Faith Healing

As we move into chapter 14 of Matthew, Peter’s faith is challenged, and this pertains to health.  At this time the disciples were in a boat on the lake while Jesus had gone up a hill by himself to pray.  The lake became rough during the wee hours of the morning and Jesus came to them walking on the water.  The disciples were terrified and they thought it was a ghost approaching them. From Matthew 14 verses 27 – 32:Jesus spoke to them at once.  “Courage!” he said.  “It is I.  Don’t be afraid!” Then Peter spoke up.  “Lord, if it is really you, order me to come out on the water to you.”“Come!” answered Jesus.  So Peter got out of the boat and started walking on the water to Jesus.  But when he noticed the strong wind, he was afraid and started to sink down in the water.  “Save me, Lord!” he cried. At once Jesus reached out and grabbed hold of him and said, “What little faith you have!  Why did you doubt? ”They both got into the boat, and the wind died down.  Then the disciples in the boat worshipped Jesus.


“Truly you are the Son of God!” they exclaimed. Beginning a lean journey takes a LOT of faith healing.  Nothing like Peter faced, but a lot of faith nonetheless.  During that first year of a lean journey when an organization is just learning what lean truly is – the importance of developing and investing in people, growing the culture, and leadership learning to lead lean – there is a good chance that breakthrough results are not going to happen.  People are learning to crawl, then walk by the end of that first year.  It’s sometimes hard for management to be patient.  Some of them want results – RIGHT NOW! “We’re paying how much for these people to walk the gemba, map processes, perform root cause analysis, determine action plans, and then finally DO SOMETHING?

Are Doctors okay?

Yes, absolutely, there is nothing wrong with going to doctors and health specialists, and it is in no way a counter to your faith.  We must never take matters of faith as something so technical and not relational.   We have many health centers (Parkland), dermatologists (rlingtondermatology.net), and pain treatment specialists like Intervential Spine Associates in Dallas.  We like to teach that people can be healed by the amount of faith they have and/or by the amount of wisdom they have.  Faith heals, but it’s wise to go to a doctor who also heals.  The main thing is your health–keep it by using faith and wisdom.

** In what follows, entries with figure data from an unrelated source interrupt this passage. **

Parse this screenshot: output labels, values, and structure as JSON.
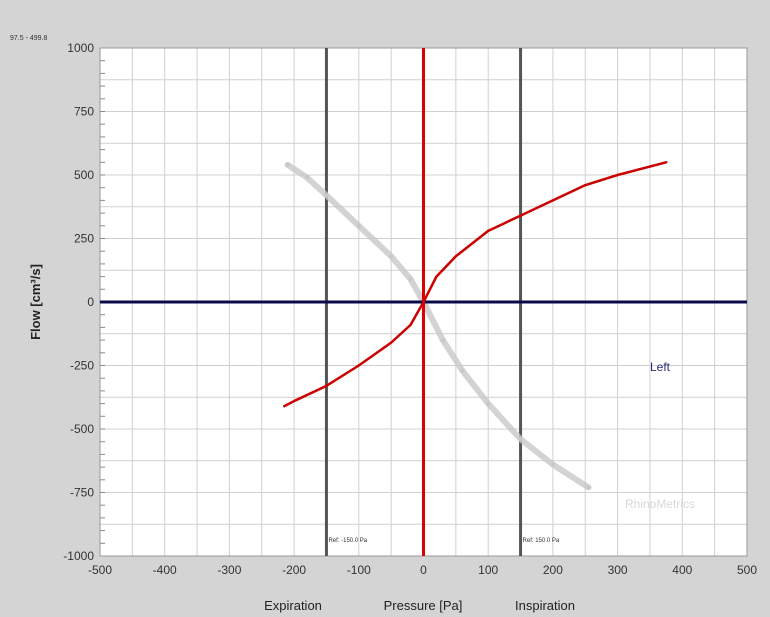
{
  "chart_data": {
    "type": "line",
    "title": "",
    "xlabel": "Pressure [Pa]",
    "ylabel": "Flow [cm³/s]",
    "xlim": [
      -500,
      500
    ],
    "ylim": [
      -1000,
      1000
    ],
    "x_ticks": [
      -500,
      -400,
      -300,
      -200,
      -100,
      0,
      100,
      200,
      300,
      400,
      500
    ],
    "y_ticks": [
      -1000,
      -750,
      -500,
      -250,
      0,
      250,
      500,
      750,
      1000
    ],
    "grid": true,
    "side_labels": {
      "left": "Expiration",
      "right": "Inspiration"
    },
    "top_corner_text": "97.5 - 499.8",
    "reference_lines": [
      {
        "x": -150,
        "label": "Ref: -150.0 Pa"
      },
      {
        "x": 150,
        "label": "Ref: 150.0 Pa"
      }
    ],
    "annotation": "Left",
    "watermark": "RhinoMetrics",
    "series": [
      {
        "color": "#cc0000",
        "x": [
          -215,
          -200,
          -150,
          -100,
          -50,
          -20,
          0,
          20,
          50,
          100,
          150,
          200,
          250,
          300,
          375
        ],
        "y": [
          -410,
          -390,
          -330,
          -250,
          -160,
          -90,
          0,
          100,
          180,
          280,
          340,
          400,
          460,
          500,
          550
        ]
      },
      {
        "color": "#c8c8c8",
        "x": [
          -210,
          -180,
          -150,
          -100,
          -50,
          -20,
          0,
          30,
          60,
          100,
          150,
          200,
          255
        ],
        "y": [
          540,
          490,
          420,
          300,
          180,
          90,
          0,
          -150,
          -270,
          -400,
          -540,
          -640,
          -730
        ]
      }
    ],
    "colors": {
      "axis_zero_h": "#0a0a4a",
      "axis_zero_v": "#dd0000",
      "ref_lines": "#555555",
      "grid": "#d0d0d0"
    }
  }
}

And don’t even get me STARTED on the consultant’s tab!” I once had a c-level person pull me aside during a gemba walk, while team members were getting their very first look at a process so they could understand it, and tell me that we were wasting time – that we needed to start solving the problems.  I believe this person subscribed to what Christian Paulsen dubbed the The Silly Cycle.  In other words, instead of PDCA, just DDDD.

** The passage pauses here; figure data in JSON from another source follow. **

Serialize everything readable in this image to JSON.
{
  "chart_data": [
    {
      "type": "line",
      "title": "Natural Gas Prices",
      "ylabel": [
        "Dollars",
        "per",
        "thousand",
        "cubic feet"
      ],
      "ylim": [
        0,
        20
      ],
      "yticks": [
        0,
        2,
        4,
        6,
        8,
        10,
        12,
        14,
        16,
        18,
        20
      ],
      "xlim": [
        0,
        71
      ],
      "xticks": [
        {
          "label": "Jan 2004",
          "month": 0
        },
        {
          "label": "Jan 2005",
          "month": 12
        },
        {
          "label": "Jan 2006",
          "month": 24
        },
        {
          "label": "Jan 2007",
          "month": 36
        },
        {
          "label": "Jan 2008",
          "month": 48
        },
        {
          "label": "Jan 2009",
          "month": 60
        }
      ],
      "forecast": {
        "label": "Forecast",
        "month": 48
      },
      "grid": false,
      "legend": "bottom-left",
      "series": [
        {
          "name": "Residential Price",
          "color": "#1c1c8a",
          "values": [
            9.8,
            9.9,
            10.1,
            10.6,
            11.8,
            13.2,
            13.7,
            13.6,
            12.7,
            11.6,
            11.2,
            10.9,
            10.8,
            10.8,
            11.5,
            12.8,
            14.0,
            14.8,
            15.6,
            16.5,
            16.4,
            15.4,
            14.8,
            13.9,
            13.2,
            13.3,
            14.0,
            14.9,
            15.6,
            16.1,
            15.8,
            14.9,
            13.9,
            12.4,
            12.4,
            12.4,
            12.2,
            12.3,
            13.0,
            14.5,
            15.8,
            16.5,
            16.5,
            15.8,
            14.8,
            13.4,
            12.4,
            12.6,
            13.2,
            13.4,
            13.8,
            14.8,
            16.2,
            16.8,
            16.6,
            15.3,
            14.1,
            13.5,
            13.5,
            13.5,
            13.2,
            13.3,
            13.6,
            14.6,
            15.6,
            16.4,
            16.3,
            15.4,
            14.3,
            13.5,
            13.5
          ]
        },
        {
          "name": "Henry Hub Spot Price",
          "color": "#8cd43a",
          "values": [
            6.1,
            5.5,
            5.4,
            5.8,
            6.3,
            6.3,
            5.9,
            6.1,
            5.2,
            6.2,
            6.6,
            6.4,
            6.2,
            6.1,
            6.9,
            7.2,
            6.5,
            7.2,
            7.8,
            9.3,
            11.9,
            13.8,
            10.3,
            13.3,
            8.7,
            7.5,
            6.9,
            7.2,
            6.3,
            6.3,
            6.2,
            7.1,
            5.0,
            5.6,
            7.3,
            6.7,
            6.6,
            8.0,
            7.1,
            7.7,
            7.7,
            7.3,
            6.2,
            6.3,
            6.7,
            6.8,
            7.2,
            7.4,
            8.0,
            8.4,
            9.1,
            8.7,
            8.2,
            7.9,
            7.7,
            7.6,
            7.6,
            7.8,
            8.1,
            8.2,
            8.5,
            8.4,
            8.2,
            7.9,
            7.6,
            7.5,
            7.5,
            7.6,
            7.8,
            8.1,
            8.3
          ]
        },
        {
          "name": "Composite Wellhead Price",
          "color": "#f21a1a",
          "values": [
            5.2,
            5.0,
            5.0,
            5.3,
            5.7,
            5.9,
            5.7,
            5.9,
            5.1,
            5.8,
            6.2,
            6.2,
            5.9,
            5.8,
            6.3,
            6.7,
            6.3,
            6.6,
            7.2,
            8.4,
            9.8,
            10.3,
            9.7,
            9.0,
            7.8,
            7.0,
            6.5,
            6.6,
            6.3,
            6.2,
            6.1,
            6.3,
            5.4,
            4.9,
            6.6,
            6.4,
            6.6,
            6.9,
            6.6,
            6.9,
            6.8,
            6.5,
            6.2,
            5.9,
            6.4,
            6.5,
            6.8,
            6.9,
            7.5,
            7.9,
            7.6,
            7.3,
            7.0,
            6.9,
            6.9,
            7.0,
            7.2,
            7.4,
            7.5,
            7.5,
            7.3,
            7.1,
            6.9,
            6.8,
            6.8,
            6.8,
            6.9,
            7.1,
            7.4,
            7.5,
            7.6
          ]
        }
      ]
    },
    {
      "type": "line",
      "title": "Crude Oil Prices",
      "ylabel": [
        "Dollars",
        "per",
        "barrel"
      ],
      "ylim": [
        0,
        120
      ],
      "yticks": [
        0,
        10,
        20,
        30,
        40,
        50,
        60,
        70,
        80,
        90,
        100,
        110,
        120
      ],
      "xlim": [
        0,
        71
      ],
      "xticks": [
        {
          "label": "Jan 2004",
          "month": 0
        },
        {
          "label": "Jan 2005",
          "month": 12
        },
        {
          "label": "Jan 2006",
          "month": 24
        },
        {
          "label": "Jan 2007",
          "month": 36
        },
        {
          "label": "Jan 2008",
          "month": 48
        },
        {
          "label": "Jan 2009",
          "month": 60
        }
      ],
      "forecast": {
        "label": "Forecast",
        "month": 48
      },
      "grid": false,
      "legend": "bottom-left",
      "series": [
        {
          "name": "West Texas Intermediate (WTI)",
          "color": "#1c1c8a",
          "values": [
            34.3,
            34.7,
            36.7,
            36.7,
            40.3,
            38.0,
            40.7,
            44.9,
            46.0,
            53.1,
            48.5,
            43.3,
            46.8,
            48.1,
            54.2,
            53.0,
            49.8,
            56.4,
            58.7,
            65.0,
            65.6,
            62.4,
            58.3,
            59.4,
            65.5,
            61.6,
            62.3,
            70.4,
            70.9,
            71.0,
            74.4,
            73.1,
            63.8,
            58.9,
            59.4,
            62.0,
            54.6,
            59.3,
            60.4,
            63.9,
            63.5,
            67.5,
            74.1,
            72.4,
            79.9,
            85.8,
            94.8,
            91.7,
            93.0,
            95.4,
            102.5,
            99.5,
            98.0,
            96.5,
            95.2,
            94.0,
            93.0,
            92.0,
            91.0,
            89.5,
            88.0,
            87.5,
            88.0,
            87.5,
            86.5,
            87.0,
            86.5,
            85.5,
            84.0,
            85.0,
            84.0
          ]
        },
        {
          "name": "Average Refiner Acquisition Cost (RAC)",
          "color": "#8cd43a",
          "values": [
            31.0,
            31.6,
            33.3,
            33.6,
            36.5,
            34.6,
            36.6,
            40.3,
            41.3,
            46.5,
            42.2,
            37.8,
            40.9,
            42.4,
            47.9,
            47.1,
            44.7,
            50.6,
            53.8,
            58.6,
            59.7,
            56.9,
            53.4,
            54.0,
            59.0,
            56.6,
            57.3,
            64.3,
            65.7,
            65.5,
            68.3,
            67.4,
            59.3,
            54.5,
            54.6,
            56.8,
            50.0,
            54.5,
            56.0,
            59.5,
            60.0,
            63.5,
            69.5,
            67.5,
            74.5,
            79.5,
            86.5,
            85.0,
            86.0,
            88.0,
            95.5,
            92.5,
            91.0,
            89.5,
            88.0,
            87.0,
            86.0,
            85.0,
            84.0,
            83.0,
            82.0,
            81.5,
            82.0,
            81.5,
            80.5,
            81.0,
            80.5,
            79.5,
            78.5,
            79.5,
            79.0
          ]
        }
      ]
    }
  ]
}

Earlier in my career as a lean coach I used to feel a sense of failure when not all of my teams were able to show a tremendous ROI, especially since they had taken a lot of time and effort to make improvements.  They would often save a lot of space, time, motion, or transportation of items, but not always something that fit directly into an ROI formula very well.


It wasn’t until I learned that with lean what we often get is a freeing up of resources, and that improvements don’t necessarily fit perfectly into a spread sheet that I finally gained a better perspective on what lean is really all about – not seeing it as cost-cutting initiative – which is a misguided and often short-lived approach to lean in the first place.Now, this isn’t to say that we shouldn’t expect some great results.  Of course we should – after we’ve developed our people, leadership, and culture.  But to go forcing it, demanding it, kind of reminds me of the Pharisees demanding a miracle from Jesus (Matthew 12: 38-39).  It’s also the kind of perspective that can kill a budding lean journey before it even has a chance to bloom.